TAILLECIME/TAILLE-ÂME

TAILLECIME/TAILLE-ÂME

TAILLECIME : néologisme rétivien ; s.m. ; se trouve dans Les Nuits révolutionnaires : « Après avoir passé l’arcade de l’Hôtel-de-ville, je rencontre des cannibales ; l’un, je l’ai vu, réalisait un horrible mot, prononcé depuis, il portait au bout d’un taillecime les viscères sanglants d’une Victime de la Fureur, et cet horrible bouquet ne faisait frémir personne » (Les Nuits de Paris, Genève-Paris, Slatkine reprints, 1987, tome 8, Sept Nuits de Paris,14 juillet, p. 68).

TAILLECIME n’est répertorié dans aucun dictionnaire. C’est un substantif crée sous le choc des premiers événements révolutionnaires, inspiré par la nécessité de trouver un nom pour un objet dont la fonction avait été détournée ; un mot pour dire la commotion et l’horreur de la violence.

TAILLECIME désigne un objet qui s’apparente à une arme d’hast, comme la pique, ou encore à un outil, comme la serpe montée sur un long manche, utilisée pour l’élagage. C’est un mot qui parle et qui fait image. Le taillecime coupe le sommet, la tête ; il décapite. Est-ce là l’ « horrible mot » mis en pratique ce 14 juillet 1789 ? La métaphore se double d’une valeur idéologique par l’emploi du verbe « tailler » :  taillecime  et non  coupecime  qui aurait eu le même sens, mais aurait privé l’expression d’un lien supplémentaire avec le champ de la révolte populaire ; la taille était un impôt par tête ; supprimer les puissants, ceux qui dominent, c'était s’en prendre à l’impôt inique. Mais si l’outil du jardinier devient une arme, s’il a changé de destination quand Rétif le voit dans la rue, il conserve tout de même une trace de son origine champêtre : sa lame de fer, ou son croissant, permettent d'accrocher et de laisser pendre au-dessus des passants le paquet hideux des entrailles rouges d’une victime, rassemblées comme un « bouquet ». Taillecime dit le changement d’état des hommes et des choses observés dans la rue : la révolution fait d’un outil une arme, du jardinier un guerrier,  du monde du travail un organe d’activité imprévisible ; il fallait taillecime pour dire l’horreur de l’incertitude quand l’ordre du monde bascule dans la violence.

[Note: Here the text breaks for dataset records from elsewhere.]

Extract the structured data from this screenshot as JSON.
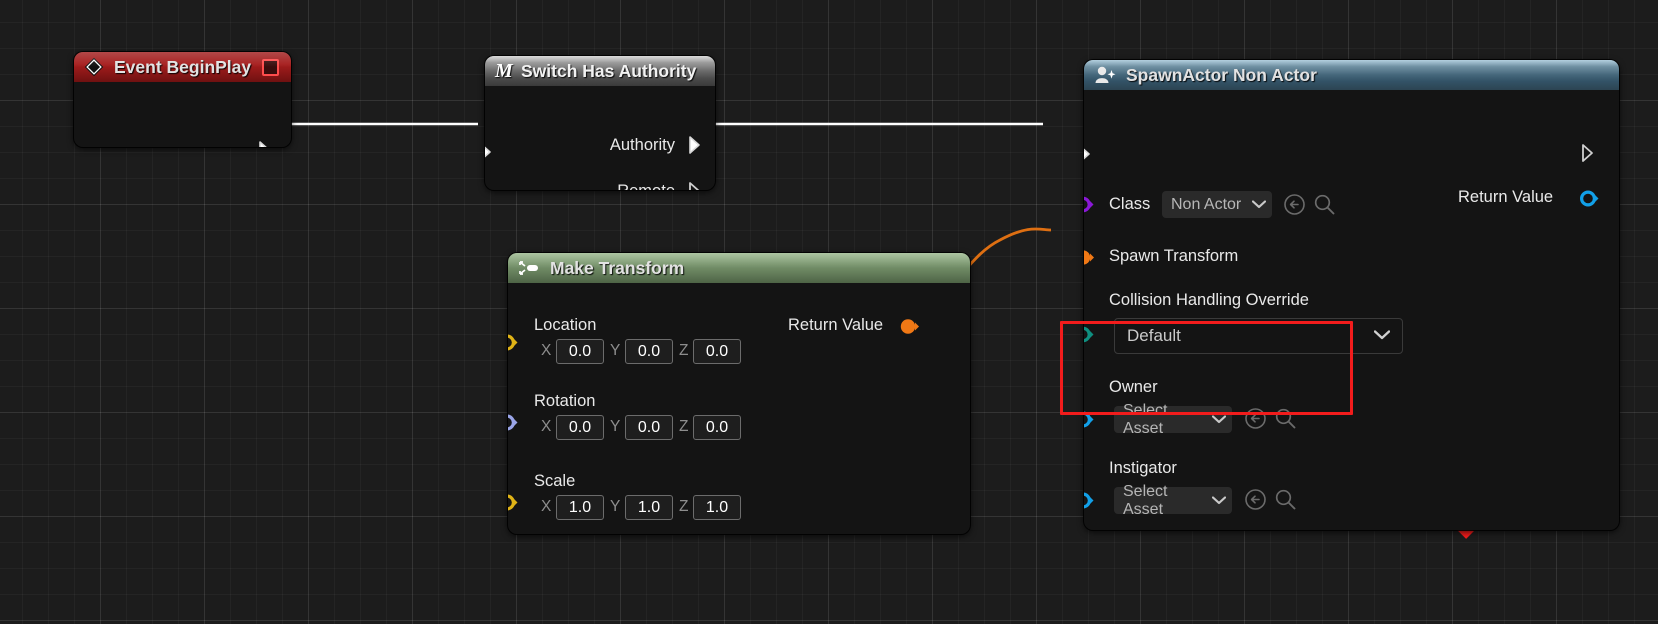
{
  "graph": {
    "background": "#1c1c1c",
    "grid_color": "#2a2a2a"
  },
  "nodes": [
    {
      "id": "event-begin-play",
      "title": "Event BeginPlay",
      "title_color": "#a61d1d",
      "icon": "event-diamond-icon",
      "badge": "delegate-badge",
      "outputs": [
        {
          "name": "exec-out",
          "label": "",
          "type": "exec"
        }
      ]
    },
    {
      "id": "switch-has-authority",
      "title": "Switch Has Authority",
      "title_color": "#8f8f8f",
      "icon": "multicast-m-icon",
      "icon_text": "M",
      "inputs": [
        {
          "name": "exec-in",
          "label": "",
          "type": "exec"
        }
      ],
      "outputs": [
        {
          "name": "authority",
          "label": "Authority",
          "type": "exec",
          "connected": true
        },
        {
          "name": "remote",
          "label": "Remote",
          "type": "exec",
          "connected": false
        }
      ]
    },
    {
      "id": "make-transform",
      "title": "Make Transform",
      "title_color": "#7e9b72",
      "icon": "make-struct-icon",
      "inputs": [
        {
          "name": "location",
          "label": "Location",
          "type": "vector",
          "color": "#e0b316",
          "axes": [
            {
              "axis": "X",
              "value": "0.0"
            },
            {
              "axis": "Y",
              "value": "0.0"
            },
            {
              "axis": "Z",
              "value": "0.0"
            }
          ]
        },
        {
          "name": "rotation",
          "label": "Rotation",
          "type": "rotator",
          "color": "#9aa5e8",
          "axes": [
            {
              "axis": "X",
              "value": "0.0"
            },
            {
              "axis": "Y",
              "value": "0.0"
            },
            {
              "axis": "Z",
              "value": "0.0"
            }
          ]
        },
        {
          "name": "scale",
          "label": "Scale",
          "type": "vector",
          "color": "#e0b316",
          "axes": [
            {
              "axis": "X",
              "value": "1.0"
            },
            {
              "axis": "Y",
              "value": "1.0"
            },
            {
              "axis": "Z",
              "value": "1.0"
            }
          ]
        }
      ],
      "outputs": [
        {
          "name": "return-value",
          "label": "Return Value",
          "type": "struct",
          "color": "#f07815",
          "connected": true
        }
      ]
    },
    {
      "id": "spawn-actor-non-actor",
      "title": "SpawnActor Non Actor",
      "title_color": "#5d8296",
      "icon": "spawn-actor-icon",
      "inputs": [
        {
          "name": "exec-in",
          "label": "",
          "type": "exec"
        },
        {
          "name": "class",
          "label": "Class",
          "type": "class",
          "color": "#8b18d8",
          "value": "Non Actor"
        },
        {
          "name": "spawn-transform",
          "label": "Spawn Transform",
          "type": "struct",
          "color": "#f07815",
          "connected": true
        },
        {
          "name": "collision-handling-override",
          "label": "Collision Handling Override",
          "type": "enum",
          "color": "#0f8f80",
          "value": "Default"
        },
        {
          "name": "owner",
          "label": "Owner",
          "type": "object",
          "color": "#12a0e8",
          "value": "Select Asset",
          "highlighted": true
        },
        {
          "name": "instigator",
          "label": "Instigator",
          "type": "object",
          "color": "#12a0e8",
          "value": "Select Asset"
        }
      ],
      "outputs": [
        {
          "name": "exec-out",
          "label": "",
          "type": "exec"
        },
        {
          "name": "return-value",
          "label": "Return Value",
          "type": "object",
          "color": "#12a0e8"
        }
      ],
      "collapse_icon": "chevron-up-icon"
    }
  ],
  "annotation": {
    "highlight_color": "#f21c1c",
    "arrow_color": "#f21c1c",
    "target": "owner",
    "shape": "arrow-pointing-up-left"
  }
}
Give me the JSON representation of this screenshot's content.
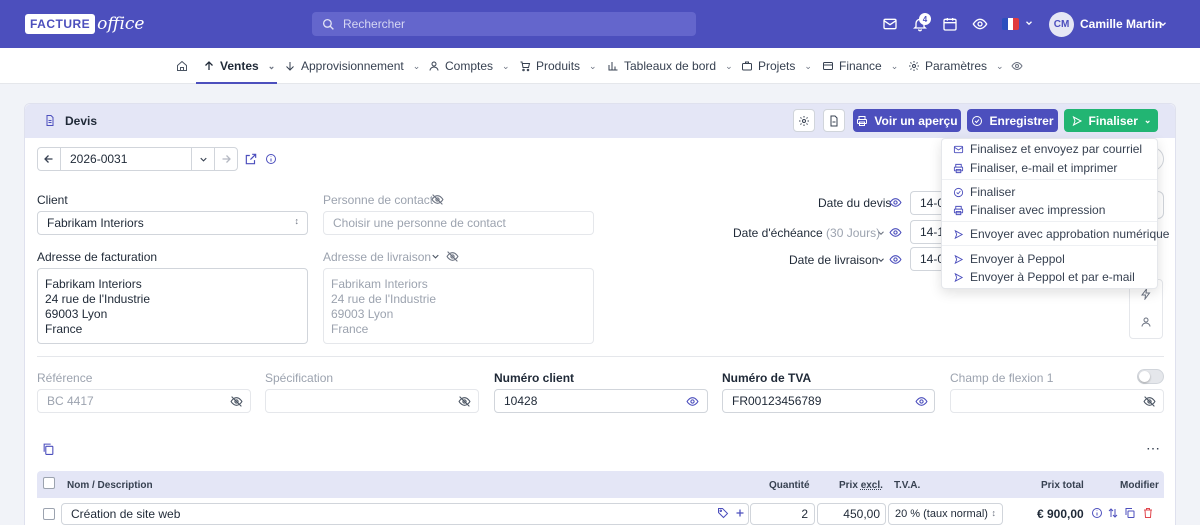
{
  "header": {
    "logo_text": "FACTURE",
    "logo_text2": "office",
    "search_placeholder": "Rechercher",
    "notifications_count": "4",
    "user_initials": "CM",
    "user_name": "Camille Martin",
    "accent": "#4c4fbd"
  },
  "nav": {
    "items": [
      {
        "label": "Ventes",
        "icon": "arrow-up-icon"
      },
      {
        "label": "Approvisionnement",
        "icon": "arrow-down-icon"
      },
      {
        "label": "Comptes",
        "icon": "user-icon"
      },
      {
        "label": "Produits",
        "icon": "cart-icon"
      },
      {
        "label": "Tableaux de bord",
        "icon": "bar-chart-icon"
      },
      {
        "label": "Projets",
        "icon": "briefcase-icon"
      },
      {
        "label": "Finance",
        "icon": "card-icon"
      },
      {
        "label": "Paramètres",
        "icon": "gear-icon"
      }
    ]
  },
  "doc": {
    "title": "Devis",
    "preview_label": "Voir un aperçu",
    "save_label": "Enregistrer",
    "finalize_label": "Finaliser",
    "number": "2026-0031"
  },
  "dropdown": {
    "items": [
      "Finalisez et envoyez par courriel",
      "Finaliser, e-mail et imprimer",
      "Finaliser",
      "Finaliser avec impression",
      "Envoyer avec approbation numérique",
      "Envoyer à Peppol",
      "Envoyer à Peppol et par e-mail"
    ]
  },
  "form": {
    "client_label": "Client",
    "client_value": "Fabrikam Interiors",
    "contact_label": "Personne de contact",
    "contact_placeholder": "Choisir une personne de contact",
    "billing_label": "Adresse de facturation",
    "billing_lines": [
      "Fabrikam Interiors",
      "24 rue de l'Industrie",
      "69003 Lyon",
      "France"
    ],
    "delivery_label": "Adresse de livraison",
    "delivery_lines": [
      "Fabrikam Interiors",
      "24 rue de l'Industrie",
      "69003 Lyon",
      "France"
    ],
    "date_devis_label": "Date du devis",
    "date_devis_value": "14-0",
    "date_echeance_label": "Date d'échéance",
    "date_echeance_hint": "(30 Jours)",
    "date_echeance_value": "14-1",
    "date_livraison_label": "Date de livraison",
    "date_livraison_value": "14-0",
    "reference_label": "Référence",
    "reference_placeholder": "BC 4417",
    "specification_label": "Spécification",
    "numero_client_label": "Numéro client",
    "numero_client_value": "10428",
    "tva_label": "Numéro de TVA",
    "tva_value": "FR00123456789",
    "flex_label": "Champ de flexion 1"
  },
  "table": {
    "headers": {
      "name": "Nom / Description",
      "qty": "Quantité",
      "price": "Prix",
      "price_suffix": "excl.",
      "vat": "T.V.A.",
      "total": "Prix total",
      "edit": "Modifier"
    },
    "rows": [
      {
        "name": "Création de site web",
        "qty": "2",
        "price": "450,00",
        "vat": "20 % (taux normal)",
        "total": "€ 900,00"
      }
    ]
  }
}
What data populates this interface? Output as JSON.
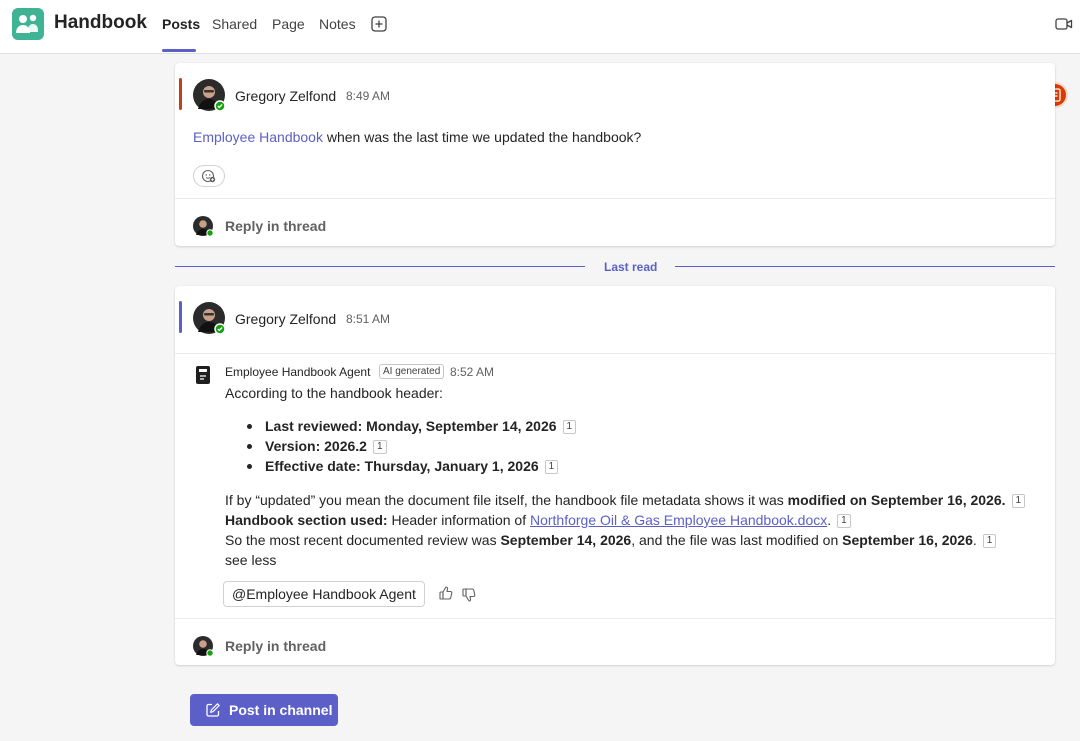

Ainsi le mot taillecime s’intègre-t-il dans les pages des Nuits révolutionnaires, riche de toutes ses connotations populaires et agricoles, et tellement à sa place que pour le lecteur, il se fond sans peine dans les cortèges de piques et de faux. Mais jamais les planches de L’Encyclopédie de Diderot et d’Alembert n’avaient reproduit son image.

Le TAILLE-ÂME que l’on rencontre à la place de taillecime dans certaines éditions des Nuits de Paris est probablement une coquille d’imprimeur. Il détient sa part de vérité lui aussi, tant la violence déchaînée par la prise de la Bastille provoquera  de coupe dans les âmes de la capitale (Voir notamment N.-E. Rétif de la Bretonne, Les Nuits de Paris ou le Spectateur nocturne, éd. Henri Bachelin, Paris, 1960, Cinquième nuit — ou 385e— Le 17 juillet).